Knowing Stroke Signs Saves Lives

Ruzanna Harutyunyan's picture

Knowing and responding immediately to the warning signs of stroke can significantly improve the odds of survival and recovery.

To help Nova Scotians recognize such potentially life-saving cues, the province, Heart and Stroke Foundation of Nova Scotia, and Cardiovascular Health Nova Scotia -- the provincial program responsible for improving care for heart disease and stroke -- have partnered on a 16-month awareness campaign.

"We are working with our partners to reduce the devastating impact stroke can have on the lives of Nova Scotians," said Maureen MacDonald, Minister of Health. "Through this campaign and our efforts to improve stroke care, I know many people who suffer a stroke will live longer, more fulfilling lives."

The five warning signs of stroke are weakness, trouble speaking, vision problems, headache and dizziness.


"When it comes to a stroke, the faster you can get medical attention, the better," said Menna MacIsaac, CEO of the Heart and Stroke Foundation of Nova Scotia. "We encourage all Nova Scotians to know the warning signs and call 911 immediately."

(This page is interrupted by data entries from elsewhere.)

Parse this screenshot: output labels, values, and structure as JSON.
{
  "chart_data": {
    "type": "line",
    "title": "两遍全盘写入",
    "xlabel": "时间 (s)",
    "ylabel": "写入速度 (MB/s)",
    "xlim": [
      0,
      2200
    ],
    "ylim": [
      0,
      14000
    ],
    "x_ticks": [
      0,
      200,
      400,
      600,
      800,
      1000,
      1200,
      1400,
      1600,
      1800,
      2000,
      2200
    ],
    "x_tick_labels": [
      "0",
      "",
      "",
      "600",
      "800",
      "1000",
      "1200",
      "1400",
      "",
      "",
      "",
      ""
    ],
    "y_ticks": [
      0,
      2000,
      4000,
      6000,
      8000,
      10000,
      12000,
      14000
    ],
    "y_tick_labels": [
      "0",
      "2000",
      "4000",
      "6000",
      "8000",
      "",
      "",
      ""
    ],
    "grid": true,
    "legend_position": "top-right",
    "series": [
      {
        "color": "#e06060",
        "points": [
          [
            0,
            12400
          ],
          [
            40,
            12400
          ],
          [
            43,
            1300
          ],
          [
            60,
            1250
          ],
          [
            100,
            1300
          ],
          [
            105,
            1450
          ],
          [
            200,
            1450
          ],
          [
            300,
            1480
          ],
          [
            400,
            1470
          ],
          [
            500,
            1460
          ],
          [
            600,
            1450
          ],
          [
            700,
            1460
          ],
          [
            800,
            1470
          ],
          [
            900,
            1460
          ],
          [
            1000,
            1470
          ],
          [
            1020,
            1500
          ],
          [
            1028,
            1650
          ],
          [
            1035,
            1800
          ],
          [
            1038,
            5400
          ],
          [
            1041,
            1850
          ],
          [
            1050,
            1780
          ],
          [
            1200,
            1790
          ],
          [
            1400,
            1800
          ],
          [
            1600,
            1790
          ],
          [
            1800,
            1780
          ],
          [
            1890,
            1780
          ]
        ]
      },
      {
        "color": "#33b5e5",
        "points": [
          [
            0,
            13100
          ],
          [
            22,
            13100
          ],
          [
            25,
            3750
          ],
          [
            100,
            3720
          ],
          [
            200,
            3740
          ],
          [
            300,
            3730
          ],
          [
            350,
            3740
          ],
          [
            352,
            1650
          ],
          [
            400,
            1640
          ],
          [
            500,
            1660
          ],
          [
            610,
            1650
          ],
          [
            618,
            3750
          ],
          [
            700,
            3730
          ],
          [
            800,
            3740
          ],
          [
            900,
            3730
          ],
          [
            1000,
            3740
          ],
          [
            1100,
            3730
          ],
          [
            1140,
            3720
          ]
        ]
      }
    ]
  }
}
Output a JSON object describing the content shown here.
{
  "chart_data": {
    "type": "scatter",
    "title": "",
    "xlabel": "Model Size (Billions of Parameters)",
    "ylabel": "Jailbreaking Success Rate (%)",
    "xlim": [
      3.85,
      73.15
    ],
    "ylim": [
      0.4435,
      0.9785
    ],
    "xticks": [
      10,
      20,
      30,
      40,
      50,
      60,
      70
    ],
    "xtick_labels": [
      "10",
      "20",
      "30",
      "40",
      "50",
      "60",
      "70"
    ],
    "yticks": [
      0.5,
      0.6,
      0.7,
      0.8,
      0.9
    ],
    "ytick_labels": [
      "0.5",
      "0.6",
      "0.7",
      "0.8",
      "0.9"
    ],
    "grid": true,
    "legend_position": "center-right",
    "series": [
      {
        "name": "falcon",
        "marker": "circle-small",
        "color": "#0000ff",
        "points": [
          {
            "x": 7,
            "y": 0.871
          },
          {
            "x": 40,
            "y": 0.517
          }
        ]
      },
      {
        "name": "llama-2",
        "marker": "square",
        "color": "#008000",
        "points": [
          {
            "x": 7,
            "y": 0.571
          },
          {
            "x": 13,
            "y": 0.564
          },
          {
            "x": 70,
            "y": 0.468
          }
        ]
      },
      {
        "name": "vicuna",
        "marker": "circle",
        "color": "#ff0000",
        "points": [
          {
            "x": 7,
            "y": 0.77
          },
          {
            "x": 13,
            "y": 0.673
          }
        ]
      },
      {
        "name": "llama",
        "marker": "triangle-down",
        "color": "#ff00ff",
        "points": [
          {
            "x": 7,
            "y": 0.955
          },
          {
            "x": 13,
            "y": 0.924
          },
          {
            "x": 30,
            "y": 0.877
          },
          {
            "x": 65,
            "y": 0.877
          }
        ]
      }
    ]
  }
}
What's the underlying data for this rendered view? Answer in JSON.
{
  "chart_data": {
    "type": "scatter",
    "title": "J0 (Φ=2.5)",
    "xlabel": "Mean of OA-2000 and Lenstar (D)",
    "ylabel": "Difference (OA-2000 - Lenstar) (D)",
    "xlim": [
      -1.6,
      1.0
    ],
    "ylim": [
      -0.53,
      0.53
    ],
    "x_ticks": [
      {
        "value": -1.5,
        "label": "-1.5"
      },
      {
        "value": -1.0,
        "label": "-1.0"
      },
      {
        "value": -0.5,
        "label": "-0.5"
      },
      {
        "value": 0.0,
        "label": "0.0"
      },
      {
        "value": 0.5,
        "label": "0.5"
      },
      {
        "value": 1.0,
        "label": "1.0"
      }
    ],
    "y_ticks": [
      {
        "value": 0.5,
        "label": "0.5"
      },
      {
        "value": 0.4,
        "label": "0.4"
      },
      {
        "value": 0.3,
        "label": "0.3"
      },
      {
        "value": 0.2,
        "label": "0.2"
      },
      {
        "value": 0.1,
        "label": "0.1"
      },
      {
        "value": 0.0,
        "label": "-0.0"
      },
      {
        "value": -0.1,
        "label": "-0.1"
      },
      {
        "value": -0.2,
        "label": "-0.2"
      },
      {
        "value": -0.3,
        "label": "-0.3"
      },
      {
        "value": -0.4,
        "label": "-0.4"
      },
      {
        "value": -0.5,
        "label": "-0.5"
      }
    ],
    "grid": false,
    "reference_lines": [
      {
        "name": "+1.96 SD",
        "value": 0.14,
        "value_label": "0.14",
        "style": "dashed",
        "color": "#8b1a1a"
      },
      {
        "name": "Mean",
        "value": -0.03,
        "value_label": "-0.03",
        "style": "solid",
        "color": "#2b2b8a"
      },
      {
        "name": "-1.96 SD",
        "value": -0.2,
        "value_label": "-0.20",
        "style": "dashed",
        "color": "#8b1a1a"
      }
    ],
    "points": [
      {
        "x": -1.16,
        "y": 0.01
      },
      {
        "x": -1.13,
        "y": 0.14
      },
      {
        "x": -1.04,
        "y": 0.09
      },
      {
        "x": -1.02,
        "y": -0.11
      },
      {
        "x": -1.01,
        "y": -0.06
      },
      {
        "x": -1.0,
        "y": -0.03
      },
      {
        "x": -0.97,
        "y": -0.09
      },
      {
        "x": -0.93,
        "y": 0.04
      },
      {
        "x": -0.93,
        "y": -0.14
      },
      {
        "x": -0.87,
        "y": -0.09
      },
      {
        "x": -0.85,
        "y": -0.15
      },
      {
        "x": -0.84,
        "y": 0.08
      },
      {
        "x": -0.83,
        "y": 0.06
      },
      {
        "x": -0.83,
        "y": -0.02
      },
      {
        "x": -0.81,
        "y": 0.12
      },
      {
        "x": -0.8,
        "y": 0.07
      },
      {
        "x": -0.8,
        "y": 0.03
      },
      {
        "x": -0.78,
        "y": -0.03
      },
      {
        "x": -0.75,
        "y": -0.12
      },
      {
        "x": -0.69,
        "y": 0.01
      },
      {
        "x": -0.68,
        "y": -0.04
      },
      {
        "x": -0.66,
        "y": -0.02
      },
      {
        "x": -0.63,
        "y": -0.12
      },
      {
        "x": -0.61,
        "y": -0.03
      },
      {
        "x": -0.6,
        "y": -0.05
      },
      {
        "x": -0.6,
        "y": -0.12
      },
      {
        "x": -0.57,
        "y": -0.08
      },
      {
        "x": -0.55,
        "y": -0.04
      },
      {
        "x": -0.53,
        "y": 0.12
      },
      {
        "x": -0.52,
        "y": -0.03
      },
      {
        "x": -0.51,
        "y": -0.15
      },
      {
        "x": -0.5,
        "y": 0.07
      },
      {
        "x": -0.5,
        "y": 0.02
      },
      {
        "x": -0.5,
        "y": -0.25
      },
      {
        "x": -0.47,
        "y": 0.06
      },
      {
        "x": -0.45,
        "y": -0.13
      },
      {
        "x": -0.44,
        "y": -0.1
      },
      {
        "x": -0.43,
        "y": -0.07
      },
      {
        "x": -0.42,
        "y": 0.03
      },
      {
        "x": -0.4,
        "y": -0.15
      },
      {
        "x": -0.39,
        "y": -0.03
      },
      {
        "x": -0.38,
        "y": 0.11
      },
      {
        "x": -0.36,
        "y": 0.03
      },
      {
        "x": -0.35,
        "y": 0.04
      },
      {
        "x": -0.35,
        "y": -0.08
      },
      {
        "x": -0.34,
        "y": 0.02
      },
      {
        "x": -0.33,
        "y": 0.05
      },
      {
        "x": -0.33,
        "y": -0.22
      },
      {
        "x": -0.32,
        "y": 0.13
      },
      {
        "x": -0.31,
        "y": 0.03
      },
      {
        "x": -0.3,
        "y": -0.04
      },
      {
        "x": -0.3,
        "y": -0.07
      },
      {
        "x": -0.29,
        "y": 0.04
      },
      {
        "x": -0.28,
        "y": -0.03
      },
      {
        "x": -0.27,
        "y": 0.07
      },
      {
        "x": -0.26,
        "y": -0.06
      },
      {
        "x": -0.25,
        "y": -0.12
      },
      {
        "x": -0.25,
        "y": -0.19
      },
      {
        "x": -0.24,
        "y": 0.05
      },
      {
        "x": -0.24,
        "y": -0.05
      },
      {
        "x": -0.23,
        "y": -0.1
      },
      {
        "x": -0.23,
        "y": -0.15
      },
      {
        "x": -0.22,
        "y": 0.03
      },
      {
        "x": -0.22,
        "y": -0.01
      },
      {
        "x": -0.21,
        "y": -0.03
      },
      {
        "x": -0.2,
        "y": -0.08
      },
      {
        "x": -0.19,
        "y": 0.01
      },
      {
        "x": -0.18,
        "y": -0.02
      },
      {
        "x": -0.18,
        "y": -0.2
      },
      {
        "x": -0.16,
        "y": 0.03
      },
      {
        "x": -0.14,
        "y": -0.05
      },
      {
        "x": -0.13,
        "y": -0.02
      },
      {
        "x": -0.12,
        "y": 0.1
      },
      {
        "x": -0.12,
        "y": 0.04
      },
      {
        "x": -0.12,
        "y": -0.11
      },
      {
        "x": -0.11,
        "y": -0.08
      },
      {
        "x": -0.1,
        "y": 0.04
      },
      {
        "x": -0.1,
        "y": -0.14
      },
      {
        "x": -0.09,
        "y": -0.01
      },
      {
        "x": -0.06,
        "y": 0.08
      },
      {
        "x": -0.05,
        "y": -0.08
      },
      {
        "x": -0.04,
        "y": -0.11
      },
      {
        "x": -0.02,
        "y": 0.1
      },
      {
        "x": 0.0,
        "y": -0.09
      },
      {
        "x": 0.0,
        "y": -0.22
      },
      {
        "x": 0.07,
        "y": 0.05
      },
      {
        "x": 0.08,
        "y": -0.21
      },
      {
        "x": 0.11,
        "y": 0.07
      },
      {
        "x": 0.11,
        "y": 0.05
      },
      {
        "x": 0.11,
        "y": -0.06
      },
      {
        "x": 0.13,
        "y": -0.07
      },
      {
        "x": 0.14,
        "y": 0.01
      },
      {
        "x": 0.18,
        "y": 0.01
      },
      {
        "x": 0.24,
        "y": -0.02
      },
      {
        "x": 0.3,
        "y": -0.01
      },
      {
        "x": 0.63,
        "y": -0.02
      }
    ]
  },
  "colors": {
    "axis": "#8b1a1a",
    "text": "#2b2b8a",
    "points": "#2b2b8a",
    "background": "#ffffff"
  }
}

A stroke is a sudden loss of brain function caused by the interruption of the flow of blood to the brain or the rupture of blood vessels in the brain. Strokes can hinder the ability to move, see, remember, speak, reason, read and write.

A recent poll of Nova Scotia adults 18 and older indicates that 65 per cent of Nova Scotians can name at least two warning signs of stroke. This same poll also showed that two-thirds of Nova Scotians would call 9-1-1 or an ambulance if they, or someone they know, experienced warning signs of stroke. The campaign aims to improve those results.

The campaign, funded by the Health Department, is part of a provincial strategy to enhance existing stroke programs and services. Modelled after other successful stroke awareness campaigns, it will include television and print materials that will run from mid-July until November 2010.

Someone suffers a stroke every 10 minutes in Canada, making it the third leading cause of mortality in the country, with 14,000 deaths annually. Of the more than 50,000 strokes nationally each year, about 1,500 occur in Nova Scotia. More than half of survivors need help with daily activities.